Beyaz Saray'da düzenlenen ikinci tartışma, Donald Trump'ın Kanada'ya yönelik sert eleştirileriyle damga vurdu. ABD'nin eski Başkanı Trump, başkanlık döneminde olduğu gibi günümüzde de tartışmaların merkezine oturmayı başardı. Özellikle Kanada'nın göç politikaları ve ticaretle ilgili yaptığı açıklamalar, Trump'ın hedef tahtasına yerleşti. Trump, yaptıkları ile kanada'nın, ABD'nin ulusal güvenliğine tehdit oluşturduğu iddialarında bulundu ve bu durum tartışmanın seyrini değiştirdi.
Tartışmanın en dikkat çekici anları, Trump'ın Kanada'nın göçmen politikalarını eleştirmesiyle başladı. Eski Başkan, Kanada'nın sınır politikalarının ABD'ye olumsuz etkileri olduğunu savunarak, 'Kanada, sınırlarımızı ihlal eden ve toplumumuzu tehdit eden göçmenlere kapı açıyor' ifadelerini kullandı. Bu sözlerin ardından Trump, Kanada hükümetinin vergi politikalarını da hedef aldı. 'Kanada, bizimle olan ticaretinde haksız kazanç elde ediyor. Ticaret dengemizi bozan bu tür uygulamalara müsaade edemeyiz' dedi. Bu eleştiriler, tartışmada gergin anların yaşanmasına zemin hazırladı.
Trump'ın Kanada'yı hedef alması, hem medya hem de kamuoyunda büyük yankı buldu. Birçok yorumcu, eski Başkan'ın bu çıkışının, özellikle 2024 başkanlık seçimleri öncesinde bir strateji olabileceğini belirtti. Kimi analistler, Trump'ın gündemi değiştirmek amacıyla Kanada'yı hedef alarak, iç meselelerden uzaklaşmak istediğini ileri sürdü. 'Trump, eleştiriyi başka bir yöne çekerek kendi destekçilerini yeniden toplamaya çalışıyor' diyen uzmanlar, bu durumun genel siyasi iklim üzerinde etkili olabileceğini ifade etti.

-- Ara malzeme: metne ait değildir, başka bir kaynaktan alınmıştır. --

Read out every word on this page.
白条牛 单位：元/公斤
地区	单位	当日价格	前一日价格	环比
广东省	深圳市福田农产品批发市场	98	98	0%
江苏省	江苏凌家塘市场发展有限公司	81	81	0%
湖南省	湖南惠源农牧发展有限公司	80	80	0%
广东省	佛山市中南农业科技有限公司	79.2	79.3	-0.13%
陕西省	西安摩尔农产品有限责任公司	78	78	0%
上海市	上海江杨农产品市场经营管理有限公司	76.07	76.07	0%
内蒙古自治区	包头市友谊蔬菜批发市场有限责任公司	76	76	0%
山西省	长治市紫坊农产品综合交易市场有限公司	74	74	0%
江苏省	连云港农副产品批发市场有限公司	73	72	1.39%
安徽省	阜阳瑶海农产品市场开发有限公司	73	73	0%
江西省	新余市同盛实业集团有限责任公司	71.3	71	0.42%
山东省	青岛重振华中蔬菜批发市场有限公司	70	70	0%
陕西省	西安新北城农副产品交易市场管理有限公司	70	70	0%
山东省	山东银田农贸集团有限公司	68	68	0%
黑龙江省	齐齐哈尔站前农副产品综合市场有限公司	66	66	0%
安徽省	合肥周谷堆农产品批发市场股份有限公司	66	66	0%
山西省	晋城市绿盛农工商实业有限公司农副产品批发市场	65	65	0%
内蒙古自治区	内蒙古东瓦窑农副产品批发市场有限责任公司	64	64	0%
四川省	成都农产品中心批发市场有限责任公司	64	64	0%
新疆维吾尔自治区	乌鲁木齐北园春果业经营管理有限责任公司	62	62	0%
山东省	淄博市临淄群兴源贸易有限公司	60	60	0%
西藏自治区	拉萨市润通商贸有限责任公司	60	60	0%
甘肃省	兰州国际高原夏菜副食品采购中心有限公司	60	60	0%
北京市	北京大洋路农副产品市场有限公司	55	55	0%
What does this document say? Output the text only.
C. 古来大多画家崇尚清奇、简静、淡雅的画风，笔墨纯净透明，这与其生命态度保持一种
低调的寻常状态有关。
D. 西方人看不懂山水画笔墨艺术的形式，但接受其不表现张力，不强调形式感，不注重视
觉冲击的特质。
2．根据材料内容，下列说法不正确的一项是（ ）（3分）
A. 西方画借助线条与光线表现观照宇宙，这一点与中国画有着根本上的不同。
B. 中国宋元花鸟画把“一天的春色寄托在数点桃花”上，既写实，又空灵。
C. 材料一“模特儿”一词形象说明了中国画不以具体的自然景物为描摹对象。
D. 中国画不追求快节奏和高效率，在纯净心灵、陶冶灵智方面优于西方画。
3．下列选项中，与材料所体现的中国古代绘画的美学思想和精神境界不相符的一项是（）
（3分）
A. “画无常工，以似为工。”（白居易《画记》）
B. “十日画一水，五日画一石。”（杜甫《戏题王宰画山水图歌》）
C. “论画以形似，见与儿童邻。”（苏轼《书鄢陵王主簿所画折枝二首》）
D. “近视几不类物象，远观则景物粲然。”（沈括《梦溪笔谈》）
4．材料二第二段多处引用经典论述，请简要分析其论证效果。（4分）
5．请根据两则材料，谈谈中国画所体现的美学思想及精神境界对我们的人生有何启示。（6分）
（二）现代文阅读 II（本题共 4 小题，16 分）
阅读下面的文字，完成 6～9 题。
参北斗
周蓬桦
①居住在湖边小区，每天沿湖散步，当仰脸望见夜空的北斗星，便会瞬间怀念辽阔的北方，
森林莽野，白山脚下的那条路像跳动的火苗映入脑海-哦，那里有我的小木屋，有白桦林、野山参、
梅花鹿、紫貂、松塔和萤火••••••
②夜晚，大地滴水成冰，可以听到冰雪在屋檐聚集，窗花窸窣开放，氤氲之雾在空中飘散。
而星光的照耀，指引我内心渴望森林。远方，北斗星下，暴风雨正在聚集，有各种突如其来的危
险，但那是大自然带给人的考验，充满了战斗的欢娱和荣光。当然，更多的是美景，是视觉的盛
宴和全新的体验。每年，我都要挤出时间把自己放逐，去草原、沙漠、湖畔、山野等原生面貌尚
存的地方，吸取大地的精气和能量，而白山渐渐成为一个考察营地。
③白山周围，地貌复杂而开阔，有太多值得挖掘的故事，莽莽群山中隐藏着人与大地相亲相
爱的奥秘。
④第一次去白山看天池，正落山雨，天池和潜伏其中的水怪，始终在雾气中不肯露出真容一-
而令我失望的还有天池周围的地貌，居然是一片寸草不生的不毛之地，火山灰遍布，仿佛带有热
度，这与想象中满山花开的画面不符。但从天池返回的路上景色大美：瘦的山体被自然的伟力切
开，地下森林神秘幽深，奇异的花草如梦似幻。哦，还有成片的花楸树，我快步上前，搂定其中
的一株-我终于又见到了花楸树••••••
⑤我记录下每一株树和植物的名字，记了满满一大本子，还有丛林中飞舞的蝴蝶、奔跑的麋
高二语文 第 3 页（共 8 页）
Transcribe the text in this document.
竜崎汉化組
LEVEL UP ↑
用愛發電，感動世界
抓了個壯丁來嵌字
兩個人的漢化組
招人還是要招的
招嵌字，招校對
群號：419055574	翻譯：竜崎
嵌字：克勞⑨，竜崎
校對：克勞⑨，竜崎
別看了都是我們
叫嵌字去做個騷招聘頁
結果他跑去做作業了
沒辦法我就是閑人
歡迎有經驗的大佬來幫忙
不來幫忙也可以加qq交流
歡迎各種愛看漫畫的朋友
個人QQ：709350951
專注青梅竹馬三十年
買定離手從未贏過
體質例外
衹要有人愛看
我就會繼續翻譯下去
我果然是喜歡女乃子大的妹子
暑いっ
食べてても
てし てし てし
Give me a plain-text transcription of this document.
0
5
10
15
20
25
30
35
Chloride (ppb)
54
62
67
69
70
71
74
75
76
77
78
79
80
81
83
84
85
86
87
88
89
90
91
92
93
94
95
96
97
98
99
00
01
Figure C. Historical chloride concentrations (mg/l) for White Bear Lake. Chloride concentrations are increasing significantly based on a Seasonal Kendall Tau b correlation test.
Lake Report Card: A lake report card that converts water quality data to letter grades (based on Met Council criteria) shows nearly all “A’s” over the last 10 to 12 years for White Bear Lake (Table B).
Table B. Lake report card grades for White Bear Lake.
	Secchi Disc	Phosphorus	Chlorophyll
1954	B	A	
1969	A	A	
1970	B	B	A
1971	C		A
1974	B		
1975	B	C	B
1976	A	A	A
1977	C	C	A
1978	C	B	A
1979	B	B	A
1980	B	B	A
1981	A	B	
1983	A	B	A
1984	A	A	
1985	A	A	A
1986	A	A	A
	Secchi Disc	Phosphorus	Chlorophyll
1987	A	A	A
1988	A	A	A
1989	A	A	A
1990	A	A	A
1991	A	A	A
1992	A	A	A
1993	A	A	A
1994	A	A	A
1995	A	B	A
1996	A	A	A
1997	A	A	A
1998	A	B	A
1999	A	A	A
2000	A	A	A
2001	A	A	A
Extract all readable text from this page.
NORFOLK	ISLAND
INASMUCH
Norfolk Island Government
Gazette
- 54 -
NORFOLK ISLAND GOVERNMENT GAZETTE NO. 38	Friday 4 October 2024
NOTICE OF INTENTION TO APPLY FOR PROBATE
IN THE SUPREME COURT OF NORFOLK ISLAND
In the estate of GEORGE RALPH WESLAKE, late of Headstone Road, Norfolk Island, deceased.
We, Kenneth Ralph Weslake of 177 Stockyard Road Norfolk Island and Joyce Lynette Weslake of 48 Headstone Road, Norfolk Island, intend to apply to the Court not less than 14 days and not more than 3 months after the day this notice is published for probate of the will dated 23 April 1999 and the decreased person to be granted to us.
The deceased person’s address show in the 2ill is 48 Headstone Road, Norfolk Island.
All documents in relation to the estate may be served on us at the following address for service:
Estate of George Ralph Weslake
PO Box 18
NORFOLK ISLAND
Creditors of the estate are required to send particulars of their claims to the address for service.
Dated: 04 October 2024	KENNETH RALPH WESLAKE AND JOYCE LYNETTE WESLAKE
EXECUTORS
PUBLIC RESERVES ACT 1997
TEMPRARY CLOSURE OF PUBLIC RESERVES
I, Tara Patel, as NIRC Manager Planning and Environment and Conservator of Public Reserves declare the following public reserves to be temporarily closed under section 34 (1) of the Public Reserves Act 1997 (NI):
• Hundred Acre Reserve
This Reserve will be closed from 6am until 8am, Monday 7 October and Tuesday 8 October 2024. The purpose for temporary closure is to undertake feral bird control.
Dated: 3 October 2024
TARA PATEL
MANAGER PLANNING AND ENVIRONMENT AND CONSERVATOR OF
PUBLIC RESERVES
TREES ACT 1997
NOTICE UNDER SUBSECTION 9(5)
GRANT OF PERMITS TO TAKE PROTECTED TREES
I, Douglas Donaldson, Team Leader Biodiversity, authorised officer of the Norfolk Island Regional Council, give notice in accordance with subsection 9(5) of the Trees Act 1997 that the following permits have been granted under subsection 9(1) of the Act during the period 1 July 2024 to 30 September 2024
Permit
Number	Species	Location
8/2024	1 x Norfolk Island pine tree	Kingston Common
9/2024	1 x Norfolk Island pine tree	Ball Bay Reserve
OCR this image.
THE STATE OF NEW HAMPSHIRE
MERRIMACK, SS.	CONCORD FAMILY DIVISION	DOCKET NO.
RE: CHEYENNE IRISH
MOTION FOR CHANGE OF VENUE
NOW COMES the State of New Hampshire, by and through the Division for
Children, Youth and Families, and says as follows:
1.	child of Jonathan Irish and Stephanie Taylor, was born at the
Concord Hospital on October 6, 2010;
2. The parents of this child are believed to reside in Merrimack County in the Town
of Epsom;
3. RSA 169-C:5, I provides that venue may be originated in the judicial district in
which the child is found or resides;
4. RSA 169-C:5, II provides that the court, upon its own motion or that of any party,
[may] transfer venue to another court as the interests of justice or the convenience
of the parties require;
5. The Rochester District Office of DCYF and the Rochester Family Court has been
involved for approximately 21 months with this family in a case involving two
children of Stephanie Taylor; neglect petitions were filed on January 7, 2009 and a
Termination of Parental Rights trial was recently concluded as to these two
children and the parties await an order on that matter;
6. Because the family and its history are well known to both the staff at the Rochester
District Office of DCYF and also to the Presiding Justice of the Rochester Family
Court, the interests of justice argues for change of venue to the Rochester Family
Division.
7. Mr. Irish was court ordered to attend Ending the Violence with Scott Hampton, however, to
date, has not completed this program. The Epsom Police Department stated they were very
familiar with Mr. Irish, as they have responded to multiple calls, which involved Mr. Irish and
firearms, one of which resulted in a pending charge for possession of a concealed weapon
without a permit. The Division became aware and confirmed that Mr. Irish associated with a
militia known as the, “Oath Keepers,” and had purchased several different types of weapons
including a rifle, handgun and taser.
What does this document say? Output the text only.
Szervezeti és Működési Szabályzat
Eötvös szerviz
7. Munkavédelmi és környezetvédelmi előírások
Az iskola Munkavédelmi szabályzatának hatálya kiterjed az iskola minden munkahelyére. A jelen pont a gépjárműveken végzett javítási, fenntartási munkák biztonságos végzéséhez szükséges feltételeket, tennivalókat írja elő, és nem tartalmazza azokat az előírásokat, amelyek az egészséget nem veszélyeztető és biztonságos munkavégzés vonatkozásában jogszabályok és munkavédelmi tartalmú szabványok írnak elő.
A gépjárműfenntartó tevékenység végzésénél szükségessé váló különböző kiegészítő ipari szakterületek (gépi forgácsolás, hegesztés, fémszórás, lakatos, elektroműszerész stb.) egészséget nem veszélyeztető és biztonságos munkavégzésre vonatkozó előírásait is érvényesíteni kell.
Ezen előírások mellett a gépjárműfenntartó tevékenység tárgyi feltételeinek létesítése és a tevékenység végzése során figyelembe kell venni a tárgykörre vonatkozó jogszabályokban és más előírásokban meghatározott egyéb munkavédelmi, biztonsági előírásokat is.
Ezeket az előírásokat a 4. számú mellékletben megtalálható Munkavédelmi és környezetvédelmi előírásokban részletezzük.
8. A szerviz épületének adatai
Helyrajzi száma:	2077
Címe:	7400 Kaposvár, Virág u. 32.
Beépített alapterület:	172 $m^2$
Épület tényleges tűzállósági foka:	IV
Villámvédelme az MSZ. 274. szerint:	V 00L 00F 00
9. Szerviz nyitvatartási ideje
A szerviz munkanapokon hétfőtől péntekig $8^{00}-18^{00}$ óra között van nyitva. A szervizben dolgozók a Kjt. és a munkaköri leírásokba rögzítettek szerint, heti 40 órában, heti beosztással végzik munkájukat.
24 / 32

Ayrıca, Kanada tarafında da Trump'ın açıklamalarına tepki geldi. Kanada Başbakanı Justin Trudeau, Trump'ın iddialarının asılsız olduğunu ve iki ülke arasındaki ilişkilerin sağlam temeller üzerinde kurulu olduğunu vurguladı. Trudeau, 'Bizim politikalarımız onlarca yıllık dostluğumuz ve işbirliğimiz üzerine inşa edilmiştir. İki ülke arasındaki ticaretin güçlenmesi, her iki taraf için de faydalıdır' dedi. Bu cevap, Trump'ın iddialarına doğrudan bir yanıt niteliği taşıdı.
Tartışmanın ilerleyen dakikalarında Trump, Kanada'nın çevre politikalarında da eleştirilerde bulundu. Kanada'nın iklim değişikliği ile mücadeledeki çabalarını yetersiz bulduğunu dile getirerek, 'Onlar ciddi bir problemle karşı karşıya, fakat yeterince önlem almadıkları aşikar' şeklinde konuştu. Bu da tartışmanın daha geniş bir çerçevede ele alınmasına neden oldu ve izleyiciler arasında farklı görüşlerin öne çıkmasına zemin hazırladı.
Sonuç olarak, Beyaz Saray'daki bu ikinci tartışma, Trump'ın Kanada'ya yönelik sert eleştirileriyle hafızalarda kalacak gibi görünüyor. Siyasi analistler, bu tür tartışmaların, hem ABD-Kanada ilişkilerine hem de 2024 başkanlık seçimlerine olan etkisinin dikkatle izlenmesi gerektiğini belirtiyorlar. Trump'ın Kanada'nın politikalarını hedef alması, sadece iki ülke arasındaki ilişkileri değil, aynı zamanda kendi siyasi geleceğini de etkileme potansiyeline sahip.